光を掴んだその先に。
『いと、おいしい?』
『うんっ!なぎにもあげる!』
『…ううん、今日は絃がぜんぶ食べていいんだよ』
黒色をしたベンツ、後部座席に並んだ少年と少女。
運転する男は相変わらず変わったスーツを身にまとっている。
手に持ったカップアイス、付属されていた木製スプーンを使って夢中に運んでは口周りに付着するバニラを、隣の少年が拭ってあげる。
『パパ、どこいくの?』
妙な空気感に、重い雰囲気。
しかしそんなものをまだ感じ取れない2歳児は瞳を輝かせて、窓の外に広がる景色を見つめた。
『パパ』と呼ばれた運転席の男は答えない。
『なぎ、どこいくの?』
とくに気にしていない様子で、今度は隣の少年の腕をくいっと引いた。
『…お友達がたくさんいるところ』
『おともだち?』
『そう。

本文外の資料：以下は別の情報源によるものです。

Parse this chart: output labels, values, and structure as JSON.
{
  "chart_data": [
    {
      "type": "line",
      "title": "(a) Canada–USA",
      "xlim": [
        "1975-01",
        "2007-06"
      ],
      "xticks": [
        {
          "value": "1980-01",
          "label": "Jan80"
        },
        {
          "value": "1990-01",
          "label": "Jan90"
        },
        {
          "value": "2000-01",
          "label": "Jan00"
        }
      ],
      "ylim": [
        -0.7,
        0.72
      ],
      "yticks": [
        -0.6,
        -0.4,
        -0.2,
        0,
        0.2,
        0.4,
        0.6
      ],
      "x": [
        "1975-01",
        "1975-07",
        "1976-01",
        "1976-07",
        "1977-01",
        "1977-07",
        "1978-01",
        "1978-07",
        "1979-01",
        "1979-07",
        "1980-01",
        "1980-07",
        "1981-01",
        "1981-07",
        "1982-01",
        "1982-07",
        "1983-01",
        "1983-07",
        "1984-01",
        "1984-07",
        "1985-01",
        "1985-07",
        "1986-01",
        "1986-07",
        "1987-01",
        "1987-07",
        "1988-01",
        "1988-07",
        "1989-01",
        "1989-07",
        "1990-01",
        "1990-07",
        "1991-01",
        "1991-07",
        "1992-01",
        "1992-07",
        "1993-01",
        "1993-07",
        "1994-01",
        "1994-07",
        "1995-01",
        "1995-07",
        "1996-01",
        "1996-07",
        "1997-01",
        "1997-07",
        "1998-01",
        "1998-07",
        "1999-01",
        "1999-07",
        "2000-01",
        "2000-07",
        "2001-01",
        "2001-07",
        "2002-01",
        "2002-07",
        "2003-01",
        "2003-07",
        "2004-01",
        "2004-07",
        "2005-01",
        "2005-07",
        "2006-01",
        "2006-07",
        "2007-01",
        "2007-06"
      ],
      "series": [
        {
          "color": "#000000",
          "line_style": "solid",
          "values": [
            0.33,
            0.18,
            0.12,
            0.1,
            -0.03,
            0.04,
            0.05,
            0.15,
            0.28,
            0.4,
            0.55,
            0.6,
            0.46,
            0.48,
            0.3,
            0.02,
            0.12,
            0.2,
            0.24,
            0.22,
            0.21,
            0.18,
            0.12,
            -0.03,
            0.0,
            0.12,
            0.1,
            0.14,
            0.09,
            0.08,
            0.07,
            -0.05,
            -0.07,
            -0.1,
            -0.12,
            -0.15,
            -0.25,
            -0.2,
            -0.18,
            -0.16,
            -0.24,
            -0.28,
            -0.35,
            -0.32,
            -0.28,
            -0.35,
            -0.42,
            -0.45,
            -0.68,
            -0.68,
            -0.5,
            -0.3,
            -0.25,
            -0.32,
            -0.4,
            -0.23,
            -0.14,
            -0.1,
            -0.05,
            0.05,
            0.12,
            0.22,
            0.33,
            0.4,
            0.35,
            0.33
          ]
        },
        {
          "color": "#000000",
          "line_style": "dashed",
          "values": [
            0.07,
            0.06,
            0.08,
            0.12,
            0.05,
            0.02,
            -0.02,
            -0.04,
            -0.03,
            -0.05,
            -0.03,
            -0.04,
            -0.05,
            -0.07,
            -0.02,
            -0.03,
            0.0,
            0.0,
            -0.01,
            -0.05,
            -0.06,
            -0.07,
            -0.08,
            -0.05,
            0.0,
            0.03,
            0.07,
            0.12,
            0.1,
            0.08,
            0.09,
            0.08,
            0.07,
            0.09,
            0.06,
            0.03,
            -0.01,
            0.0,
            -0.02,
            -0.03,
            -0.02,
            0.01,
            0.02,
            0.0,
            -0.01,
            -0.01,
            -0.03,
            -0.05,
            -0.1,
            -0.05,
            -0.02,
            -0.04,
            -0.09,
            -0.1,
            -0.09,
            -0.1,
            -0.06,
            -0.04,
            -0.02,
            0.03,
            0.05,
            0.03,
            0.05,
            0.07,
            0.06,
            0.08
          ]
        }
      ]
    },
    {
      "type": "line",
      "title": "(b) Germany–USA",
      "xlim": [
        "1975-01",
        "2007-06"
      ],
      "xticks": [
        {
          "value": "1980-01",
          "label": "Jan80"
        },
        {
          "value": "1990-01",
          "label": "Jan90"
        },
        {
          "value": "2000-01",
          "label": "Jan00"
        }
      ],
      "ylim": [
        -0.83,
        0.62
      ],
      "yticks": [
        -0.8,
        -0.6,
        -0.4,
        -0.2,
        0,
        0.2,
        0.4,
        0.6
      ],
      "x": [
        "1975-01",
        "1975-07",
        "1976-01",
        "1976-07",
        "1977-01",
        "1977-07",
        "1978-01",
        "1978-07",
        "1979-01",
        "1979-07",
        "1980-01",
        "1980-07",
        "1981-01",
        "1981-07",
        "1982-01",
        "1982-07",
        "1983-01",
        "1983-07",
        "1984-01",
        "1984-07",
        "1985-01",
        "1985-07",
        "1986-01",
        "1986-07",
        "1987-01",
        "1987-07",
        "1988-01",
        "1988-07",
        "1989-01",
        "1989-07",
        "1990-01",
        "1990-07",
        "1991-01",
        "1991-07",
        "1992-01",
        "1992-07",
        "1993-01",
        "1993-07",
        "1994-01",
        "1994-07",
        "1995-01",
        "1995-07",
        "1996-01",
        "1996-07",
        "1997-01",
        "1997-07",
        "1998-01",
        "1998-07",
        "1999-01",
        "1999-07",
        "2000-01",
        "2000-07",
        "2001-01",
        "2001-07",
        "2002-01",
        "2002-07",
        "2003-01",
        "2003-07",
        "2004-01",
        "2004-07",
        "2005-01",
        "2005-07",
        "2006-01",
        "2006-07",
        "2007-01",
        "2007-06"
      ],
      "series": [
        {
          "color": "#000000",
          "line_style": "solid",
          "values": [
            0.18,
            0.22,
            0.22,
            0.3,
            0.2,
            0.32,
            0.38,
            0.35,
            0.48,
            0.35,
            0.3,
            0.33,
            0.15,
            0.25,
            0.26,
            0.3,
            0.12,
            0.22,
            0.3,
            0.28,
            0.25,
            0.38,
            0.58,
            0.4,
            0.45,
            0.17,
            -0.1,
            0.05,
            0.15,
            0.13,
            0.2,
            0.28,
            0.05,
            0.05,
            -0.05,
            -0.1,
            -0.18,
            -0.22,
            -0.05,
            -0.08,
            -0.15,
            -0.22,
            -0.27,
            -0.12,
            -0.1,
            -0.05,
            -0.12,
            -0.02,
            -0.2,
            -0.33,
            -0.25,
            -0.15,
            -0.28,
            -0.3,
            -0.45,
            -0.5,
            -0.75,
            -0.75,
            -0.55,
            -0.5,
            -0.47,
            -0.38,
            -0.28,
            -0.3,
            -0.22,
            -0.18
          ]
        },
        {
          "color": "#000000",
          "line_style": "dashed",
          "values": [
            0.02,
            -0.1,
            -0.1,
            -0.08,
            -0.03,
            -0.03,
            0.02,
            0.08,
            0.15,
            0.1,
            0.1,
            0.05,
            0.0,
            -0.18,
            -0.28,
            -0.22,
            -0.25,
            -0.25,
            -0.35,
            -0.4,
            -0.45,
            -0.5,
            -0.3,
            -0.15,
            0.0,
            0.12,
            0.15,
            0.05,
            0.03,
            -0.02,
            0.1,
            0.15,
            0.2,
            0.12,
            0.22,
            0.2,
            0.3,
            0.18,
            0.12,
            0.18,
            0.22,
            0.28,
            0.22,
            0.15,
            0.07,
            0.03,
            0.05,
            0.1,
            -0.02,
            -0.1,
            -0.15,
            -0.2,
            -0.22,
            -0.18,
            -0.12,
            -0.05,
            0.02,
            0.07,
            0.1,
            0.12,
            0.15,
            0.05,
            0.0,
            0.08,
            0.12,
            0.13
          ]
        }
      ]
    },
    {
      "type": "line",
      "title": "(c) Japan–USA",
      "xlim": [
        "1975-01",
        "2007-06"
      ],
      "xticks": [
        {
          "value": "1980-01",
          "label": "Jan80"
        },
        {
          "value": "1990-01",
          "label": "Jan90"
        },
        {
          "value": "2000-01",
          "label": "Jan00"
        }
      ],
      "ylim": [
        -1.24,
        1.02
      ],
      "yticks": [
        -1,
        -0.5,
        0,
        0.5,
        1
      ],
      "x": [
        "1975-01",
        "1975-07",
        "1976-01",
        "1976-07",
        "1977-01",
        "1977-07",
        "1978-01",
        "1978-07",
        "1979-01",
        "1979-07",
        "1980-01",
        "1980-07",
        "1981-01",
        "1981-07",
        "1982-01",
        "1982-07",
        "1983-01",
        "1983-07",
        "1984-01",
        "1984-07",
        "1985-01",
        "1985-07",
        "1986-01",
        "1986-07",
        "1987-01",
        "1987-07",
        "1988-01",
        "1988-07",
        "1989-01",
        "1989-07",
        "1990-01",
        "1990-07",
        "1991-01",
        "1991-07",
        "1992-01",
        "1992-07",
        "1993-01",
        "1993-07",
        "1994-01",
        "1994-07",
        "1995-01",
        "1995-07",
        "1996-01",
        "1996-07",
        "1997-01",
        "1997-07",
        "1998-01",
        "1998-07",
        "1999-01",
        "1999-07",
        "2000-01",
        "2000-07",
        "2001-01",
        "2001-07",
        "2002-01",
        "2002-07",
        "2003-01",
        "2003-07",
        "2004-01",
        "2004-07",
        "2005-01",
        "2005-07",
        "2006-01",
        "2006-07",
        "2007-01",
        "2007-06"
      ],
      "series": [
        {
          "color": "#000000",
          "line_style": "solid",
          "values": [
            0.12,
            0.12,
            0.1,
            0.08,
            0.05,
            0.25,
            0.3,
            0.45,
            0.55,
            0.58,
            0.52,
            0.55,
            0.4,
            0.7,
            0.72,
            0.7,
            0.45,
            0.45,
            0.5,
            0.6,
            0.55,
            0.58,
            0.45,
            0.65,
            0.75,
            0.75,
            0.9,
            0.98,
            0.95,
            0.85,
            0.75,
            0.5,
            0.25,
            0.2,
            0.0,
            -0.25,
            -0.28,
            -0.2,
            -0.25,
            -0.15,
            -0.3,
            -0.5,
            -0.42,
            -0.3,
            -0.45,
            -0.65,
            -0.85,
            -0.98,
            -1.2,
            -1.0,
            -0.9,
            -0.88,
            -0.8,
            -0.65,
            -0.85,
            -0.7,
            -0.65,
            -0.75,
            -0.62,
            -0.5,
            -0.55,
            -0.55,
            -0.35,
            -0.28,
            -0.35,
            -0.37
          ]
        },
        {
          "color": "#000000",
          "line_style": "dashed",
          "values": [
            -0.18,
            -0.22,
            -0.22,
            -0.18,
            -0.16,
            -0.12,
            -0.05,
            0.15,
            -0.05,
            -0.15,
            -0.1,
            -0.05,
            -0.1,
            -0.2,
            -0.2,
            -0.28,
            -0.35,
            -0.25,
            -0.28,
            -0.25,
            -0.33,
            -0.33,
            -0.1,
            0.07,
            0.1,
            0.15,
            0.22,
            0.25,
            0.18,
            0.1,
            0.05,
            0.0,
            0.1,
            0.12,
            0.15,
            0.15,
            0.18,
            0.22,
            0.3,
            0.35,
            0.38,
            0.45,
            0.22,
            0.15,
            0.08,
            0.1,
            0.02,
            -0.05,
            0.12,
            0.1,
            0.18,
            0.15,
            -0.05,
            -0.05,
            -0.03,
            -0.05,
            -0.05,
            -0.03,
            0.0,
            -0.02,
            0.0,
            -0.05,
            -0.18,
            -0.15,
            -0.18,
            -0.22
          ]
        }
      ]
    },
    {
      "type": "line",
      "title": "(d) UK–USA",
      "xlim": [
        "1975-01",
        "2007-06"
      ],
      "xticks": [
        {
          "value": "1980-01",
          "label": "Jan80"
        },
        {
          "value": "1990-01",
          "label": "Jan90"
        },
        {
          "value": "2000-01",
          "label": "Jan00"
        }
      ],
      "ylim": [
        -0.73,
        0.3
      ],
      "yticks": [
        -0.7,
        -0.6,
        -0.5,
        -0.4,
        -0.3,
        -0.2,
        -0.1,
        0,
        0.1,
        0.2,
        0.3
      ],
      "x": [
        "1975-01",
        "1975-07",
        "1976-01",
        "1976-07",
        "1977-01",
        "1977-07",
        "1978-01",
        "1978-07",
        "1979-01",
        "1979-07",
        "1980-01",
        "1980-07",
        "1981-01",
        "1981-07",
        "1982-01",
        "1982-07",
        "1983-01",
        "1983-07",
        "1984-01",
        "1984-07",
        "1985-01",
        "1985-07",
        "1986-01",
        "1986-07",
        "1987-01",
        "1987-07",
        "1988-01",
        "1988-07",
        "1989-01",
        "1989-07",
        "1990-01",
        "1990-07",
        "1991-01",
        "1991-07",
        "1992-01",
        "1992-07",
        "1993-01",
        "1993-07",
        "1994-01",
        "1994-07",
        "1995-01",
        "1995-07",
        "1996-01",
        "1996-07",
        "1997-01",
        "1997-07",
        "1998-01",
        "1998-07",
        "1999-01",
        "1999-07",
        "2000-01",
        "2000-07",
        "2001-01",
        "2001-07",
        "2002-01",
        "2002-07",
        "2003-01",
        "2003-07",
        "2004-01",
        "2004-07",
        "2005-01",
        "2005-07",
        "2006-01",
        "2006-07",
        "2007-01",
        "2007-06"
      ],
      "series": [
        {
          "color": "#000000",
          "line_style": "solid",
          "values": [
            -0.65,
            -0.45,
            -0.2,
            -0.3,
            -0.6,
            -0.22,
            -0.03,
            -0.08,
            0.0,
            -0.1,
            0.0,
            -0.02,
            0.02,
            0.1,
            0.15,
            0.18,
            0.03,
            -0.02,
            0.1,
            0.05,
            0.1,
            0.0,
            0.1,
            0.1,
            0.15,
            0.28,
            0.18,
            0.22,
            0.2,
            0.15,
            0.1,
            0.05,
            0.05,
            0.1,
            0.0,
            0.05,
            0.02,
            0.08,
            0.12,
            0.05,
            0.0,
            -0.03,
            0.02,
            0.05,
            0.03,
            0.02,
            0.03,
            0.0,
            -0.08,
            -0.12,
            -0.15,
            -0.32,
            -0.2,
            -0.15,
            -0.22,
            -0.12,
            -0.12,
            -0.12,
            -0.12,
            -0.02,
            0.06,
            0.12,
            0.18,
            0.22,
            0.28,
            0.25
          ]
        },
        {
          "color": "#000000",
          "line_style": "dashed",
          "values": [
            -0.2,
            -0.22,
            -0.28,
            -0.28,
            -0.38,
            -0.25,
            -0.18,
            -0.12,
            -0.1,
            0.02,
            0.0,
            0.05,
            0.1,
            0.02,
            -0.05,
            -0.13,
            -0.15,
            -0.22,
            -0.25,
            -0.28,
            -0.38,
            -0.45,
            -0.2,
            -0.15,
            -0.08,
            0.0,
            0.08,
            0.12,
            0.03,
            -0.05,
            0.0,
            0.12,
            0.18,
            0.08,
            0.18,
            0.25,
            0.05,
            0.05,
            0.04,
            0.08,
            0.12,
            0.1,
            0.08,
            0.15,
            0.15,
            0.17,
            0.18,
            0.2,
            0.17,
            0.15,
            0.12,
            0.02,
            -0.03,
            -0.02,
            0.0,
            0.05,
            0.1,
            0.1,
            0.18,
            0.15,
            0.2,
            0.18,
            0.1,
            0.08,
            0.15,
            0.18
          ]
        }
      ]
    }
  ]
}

これからはその子たちとお絵描きしたり砂遊びしたり……するんだよ』
震えてしまいそうな声を少年は必死に抑えた。
そのことに気付かない幼子は同い年の子供と遊んだ経験がないため、『おともだち』というワードに笑顔がぱあっと咲く。
『なぎもいっしょ?』
その質問には答えられなかった。
だからその代わり、小さな掌に握られていた木製スプーンとカップをひょいっと奪って、バニラアイスをすくう。
そして小さな唇へと持っていけば、パクっと食べた少女は頬を和らげた。